Internally, we look at things like social return on investment. What is the value for AutonoMe? But also, what’s the impact on our sector as a whole? And what’s the impact of increasing people’s confidence? We felt a lot of alignment with this and the mission-driven local investment ecosystem. When we went out for investment it was very important for us that our investors really understand what’s going on. That’s why we landed on City Funds and Bristol Private Equity Club as two of the key investors in this round.

How are you going to use the funds, and how is that going to benefit Bristol?

We’ve forged a partnership with the City of Bristol College and we’re rolling out AutonoMe to the Brislington Centre. We’re helping students with our platform so when they transition out of college they have that confidence and ability to live more independently.

As of September, we’ll be working with the college to roll out this provision to about 500 EHCP [Education and Health Care Plan] students. AutonoMe will provide

benefits to the student, but also potentially to the teachers by providing evidence of learning and progress throughout the academic year and then support them to have good OFSTED outcomes as a result.

Congratulations on a successful funding round! What do you know now that you wish you knew when you set out?

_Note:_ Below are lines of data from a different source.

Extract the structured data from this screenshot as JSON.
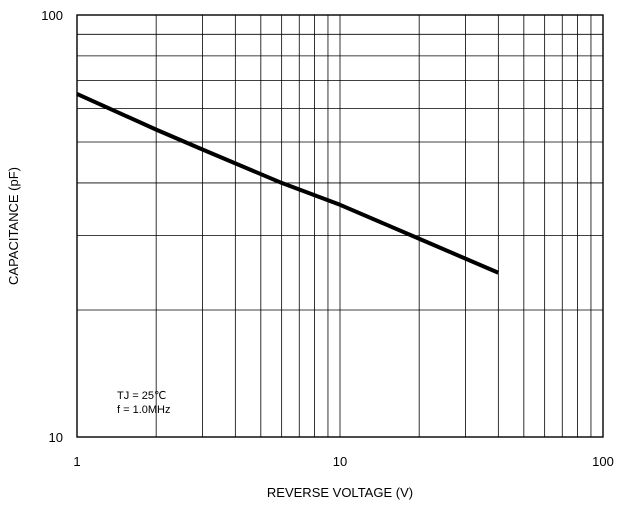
{
  "chart_data": {
    "type": "line",
    "title": "",
    "xlabel": "REVERSE VOLTAGE (V)",
    "ylabel": "CAPACITANCE (pF)",
    "xscale": "log",
    "yscale": "log",
    "xlim": [
      1,
      100
    ],
    "ylim": [
      10,
      100
    ],
    "x_tick_labels": [
      "1",
      "10",
      "100"
    ],
    "y_tick_labels": [
      "10",
      "100"
    ],
    "grid": true,
    "annotations": [
      "TJ = 25℃",
      "f = 1.0MHz"
    ],
    "series": [
      {
        "x": [
          1,
          2,
          3,
          6,
          10,
          20,
          40
        ],
        "y": [
          65,
          53.5,
          48,
          40,
          35.5,
          29.5,
          24.5
        ]
      }
    ],
    "line_color": "#000000"
  }
}
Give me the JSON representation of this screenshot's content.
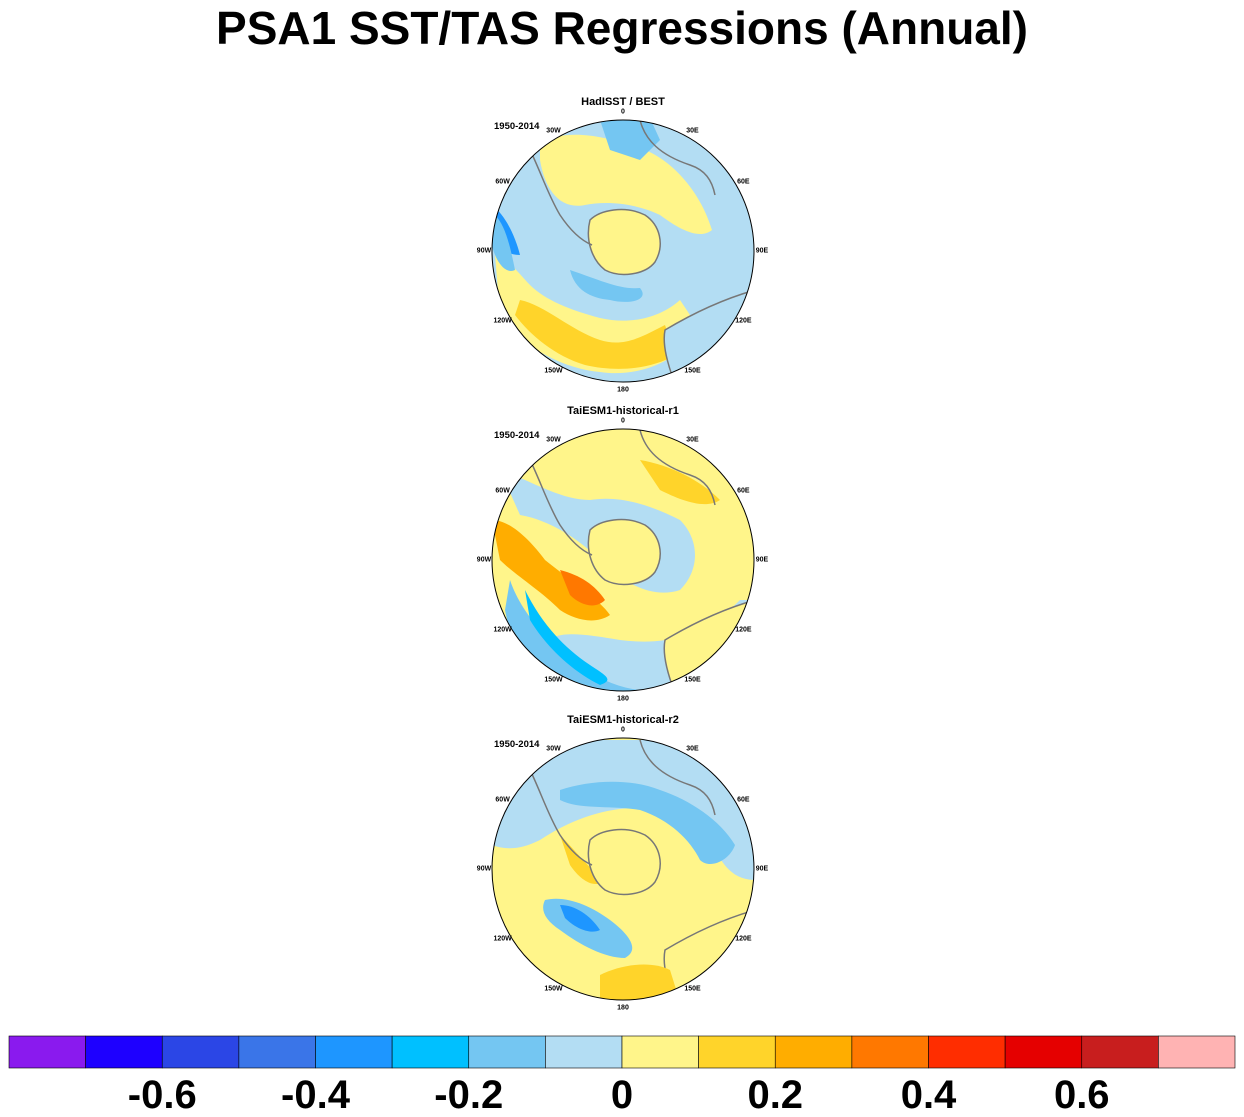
{
  "title": "PSA1 SST/TAS Regressions (Annual)",
  "panels": [
    {
      "title": "HadISST / BEST",
      "period": "1950-2014"
    },
    {
      "title": "TaiESM1-historical-r1",
      "period": "1950-2014"
    },
    {
      "title": "TaiESM1-historical-r2",
      "period": "1950-2014"
    }
  ],
  "longitude_labels": [
    "0",
    "30E",
    "60E",
    "90E",
    "120E",
    "150E",
    "180",
    "150W",
    "120W",
    "90W",
    "60W",
    "30W"
  ],
  "map_projection": "south-polar stereographic",
  "colorbar": {
    "colors": [
      "#8a1aee",
      "#1e00ff",
      "#2b46e6",
      "#3a75e8",
      "#1e96ff",
      "#00c0ff",
      "#74c6f2",
      "#b3ddf3",
      "#fff58a",
      "#ffd42a",
      "#ffad00",
      "#ff7800",
      "#ff2d00",
      "#e50000",
      "#c81e1e",
      "#ffb3b3"
    ],
    "labels": [
      "-0.6",
      "-0.4",
      "-0.2",
      "0",
      "0.2",
      "0.4",
      "0.6"
    ]
  },
  "colors": {
    "land_outline": "#777777",
    "map_border": "#000000"
  }
}
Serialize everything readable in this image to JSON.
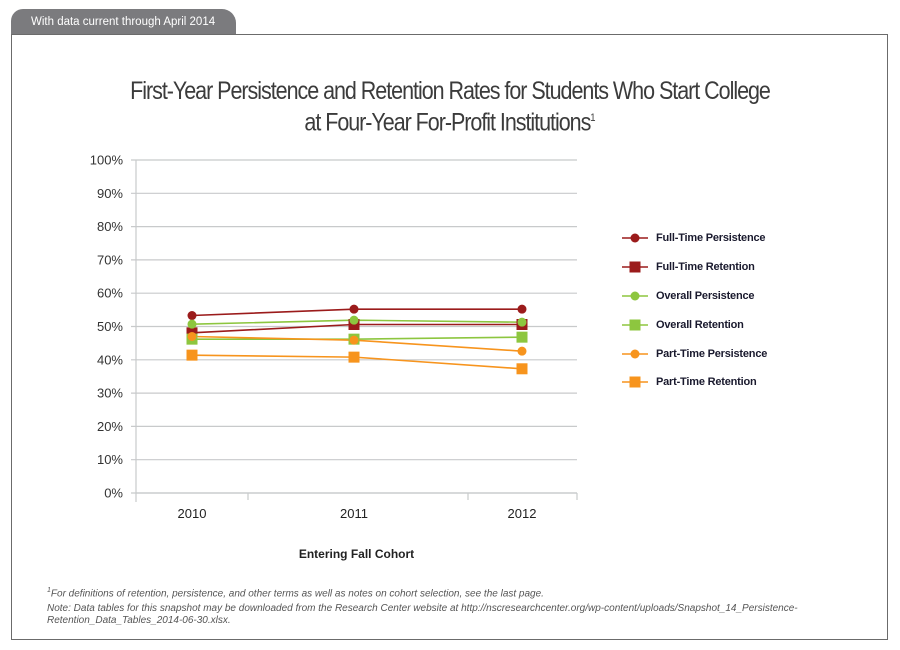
{
  "header": {
    "tab_label": "With data current through April 2014"
  },
  "chart_data": {
    "type": "line",
    "title": "First-Year Persistence and Retention Rates for Students Who Start College at Four-Year For-Profit Institutions",
    "title_line1": "First-Year Persistence and Retention Rates for Students Who Start College",
    "title_line2": "at Four-Year For-Profit Institutions",
    "title_footnote_marker": "1",
    "categories": [
      "2010",
      "2011",
      "2012"
    ],
    "xlabel": "Entering Fall Cohort",
    "ylabel": "",
    "ylim": [
      0,
      100
    ],
    "yticks": [
      "0%",
      "10%",
      "20%",
      "30%",
      "40%",
      "50%",
      "60%",
      "70%",
      "80%",
      "90%",
      "100%"
    ],
    "grid": true,
    "legend_position": "right",
    "series": [
      {
        "name": "Full-Time Persistence",
        "marker": "circle",
        "color": "#9b1b1b",
        "values": [
          53.3,
          55.2,
          55.2
        ]
      },
      {
        "name": "Full-Time Retention",
        "marker": "square",
        "color": "#9b1b1b",
        "values": [
          48.1,
          50.6,
          50.6
        ]
      },
      {
        "name": "Overall Persistence",
        "marker": "circle",
        "color": "#8dc63f",
        "values": [
          50.7,
          51.9,
          51.3
        ]
      },
      {
        "name": "Overall Retention",
        "marker": "square",
        "color": "#8dc63f",
        "values": [
          46.2,
          46.2,
          46.8
        ]
      },
      {
        "name": "Part-Time Persistence",
        "marker": "circle",
        "color": "#f7941d",
        "values": [
          47.0,
          45.9,
          42.6
        ]
      },
      {
        "name": "Part-Time Retention",
        "marker": "square",
        "color": "#f7941d",
        "values": [
          41.4,
          40.8,
          37.3
        ]
      }
    ]
  },
  "footnotes": {
    "marker": "1",
    "definitions": "For definitions of retention, persistence, and other terms as well as notes on cohort selection, see the last page.",
    "note_line1": "Note: Data tables for this snapshot may be downloaded from the Research Center website at http://nscresearchcenter.org/wp-content/uploads/Snapshot_14_Persistence-",
    "note_line2": "Retention_Data_Tables_2014-06-30.xlsx."
  }
}
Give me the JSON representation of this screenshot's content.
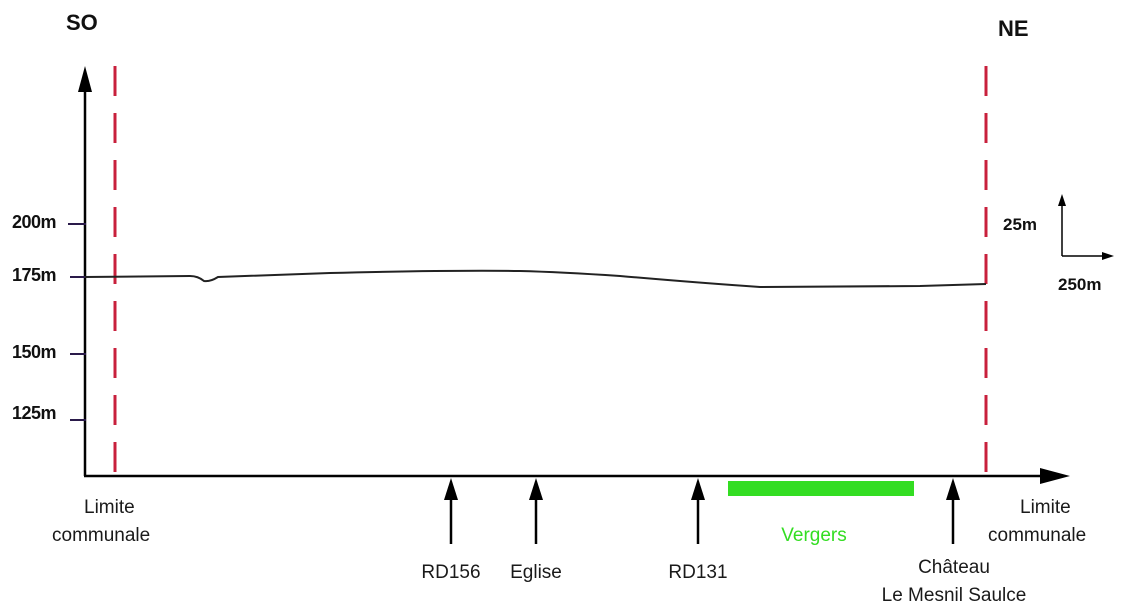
{
  "orientation": {
    "left": "SO",
    "right": "NE"
  },
  "y_axis": {
    "ticks": [
      {
        "label": "200m",
        "value": 200
      },
      {
        "label": "175m",
        "value": 175
      },
      {
        "label": "150m",
        "value": 150
      },
      {
        "label": "125m",
        "value": 125
      }
    ]
  },
  "scale_indicator": {
    "vertical": "25m",
    "horizontal": "250m"
  },
  "boundaries": {
    "left": {
      "label_line1": "Limite",
      "label_line2": "communale"
    },
    "right": {
      "label_line1": "Limite",
      "label_line2": "communale"
    }
  },
  "landmarks": [
    {
      "label_line1": "RD156",
      "label_line2": ""
    },
    {
      "label_line1": "Eglise",
      "label_line2": ""
    },
    {
      "label_line1": "RD131",
      "label_line2": ""
    },
    {
      "label_line1": "Château",
      "label_line2": "Le Mesnil Saulce"
    }
  ],
  "zones": [
    {
      "label": "Vergers",
      "color": "#33dd22"
    }
  ],
  "colors": {
    "boundary": "#c8203c",
    "profile": "#222222",
    "axis": "#000000",
    "tick": "#2a1a4a"
  }
}
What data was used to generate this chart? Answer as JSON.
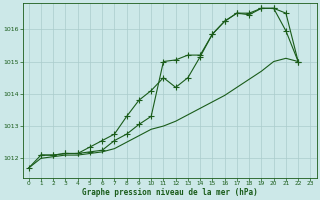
{
  "title": "Graphe pression niveau de la mer (hPa)",
  "bg_color": "#cce8e8",
  "grid_color": "#aacccc",
  "line_color": "#1a5c1a",
  "x_ticks": [
    0,
    1,
    2,
    3,
    4,
    5,
    6,
    7,
    8,
    9,
    10,
    11,
    12,
    13,
    14,
    15,
    16,
    17,
    18,
    19,
    20,
    21,
    22,
    23
  ],
  "y_ticks": [
    1012,
    1013,
    1014,
    1015,
    1016
  ],
  "ylim": [
    1011.4,
    1016.8
  ],
  "xlim": [
    -0.5,
    23.5
  ],
  "line1_x": [
    0,
    1,
    2,
    3,
    4,
    5,
    6,
    7,
    8,
    9,
    10,
    11,
    12,
    13,
    14,
    15,
    16,
    17,
    18,
    19,
    20,
    21,
    22
  ],
  "line1_y": [
    1011.7,
    1012.1,
    1012.1,
    1012.15,
    1012.15,
    1012.2,
    1012.25,
    1012.55,
    1012.75,
    1013.05,
    1013.3,
    1015.0,
    1015.05,
    1015.2,
    1015.2,
    1015.85,
    1016.25,
    1016.5,
    1016.45,
    1016.65,
    1016.65,
    1015.95,
    1015.0
  ],
  "line2_x": [
    1,
    2,
    3,
    4,
    5,
    6,
    7,
    8,
    9,
    10,
    11,
    12,
    13,
    14,
    15,
    16,
    17,
    18,
    19,
    20,
    21,
    22
  ],
  "line2_y": [
    1012.1,
    1012.1,
    1012.15,
    1012.15,
    1012.35,
    1012.55,
    1012.75,
    1013.3,
    1013.8,
    1014.1,
    1014.5,
    1014.2,
    1014.5,
    1015.15,
    1015.85,
    1016.25,
    1016.5,
    1016.5,
    1016.65,
    1016.65,
    1016.5,
    1015.0
  ],
  "line3_x": [
    0,
    1,
    2,
    3,
    4,
    5,
    6,
    7,
    8,
    9,
    10,
    11,
    12,
    13,
    14,
    15,
    16,
    17,
    18,
    19,
    20,
    21,
    22
  ],
  "line3_y": [
    1011.7,
    1012.0,
    1012.05,
    1012.1,
    1012.1,
    1012.15,
    1012.2,
    1012.3,
    1012.5,
    1012.7,
    1012.9,
    1013.0,
    1013.15,
    1013.35,
    1013.55,
    1013.75,
    1013.95,
    1014.2,
    1014.45,
    1014.7,
    1015.0,
    1015.1,
    1015.0
  ]
}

It always takes longer than you think. And it changes the whole time. So it’s important to be very clear on what you want out of it. An investor is going to be embedded into the whole journey so it’s important to know who you’re partnering with. Do private investors understand what we’re trying to achieve? Do they get how long that will take? Are they motivated by not just the financial returns, but social as well? It’s important to target the right investors, understand what they want out of it, and what value they can offer in addition to their capital, like networks and opportunities. There’s always more than just financial benefits, and that’s worth exploring up front.

What’s next for AutonoMe?

In addition to our work with the college, we have another project that is developing people’s pre-employment skills. This is supported by UFI, and we’re looking at how AutonoMe can help vulnerable people into paid employment. This is a 12-month project and it’s going very well. The idea is that we can provide support to someone from a very young age for as long as they need us. And it wouldn’t matter what kind of pathway they go through, either social care or the public sector, we would be able to support them along that pathway because we have something we can offer at every step of the way.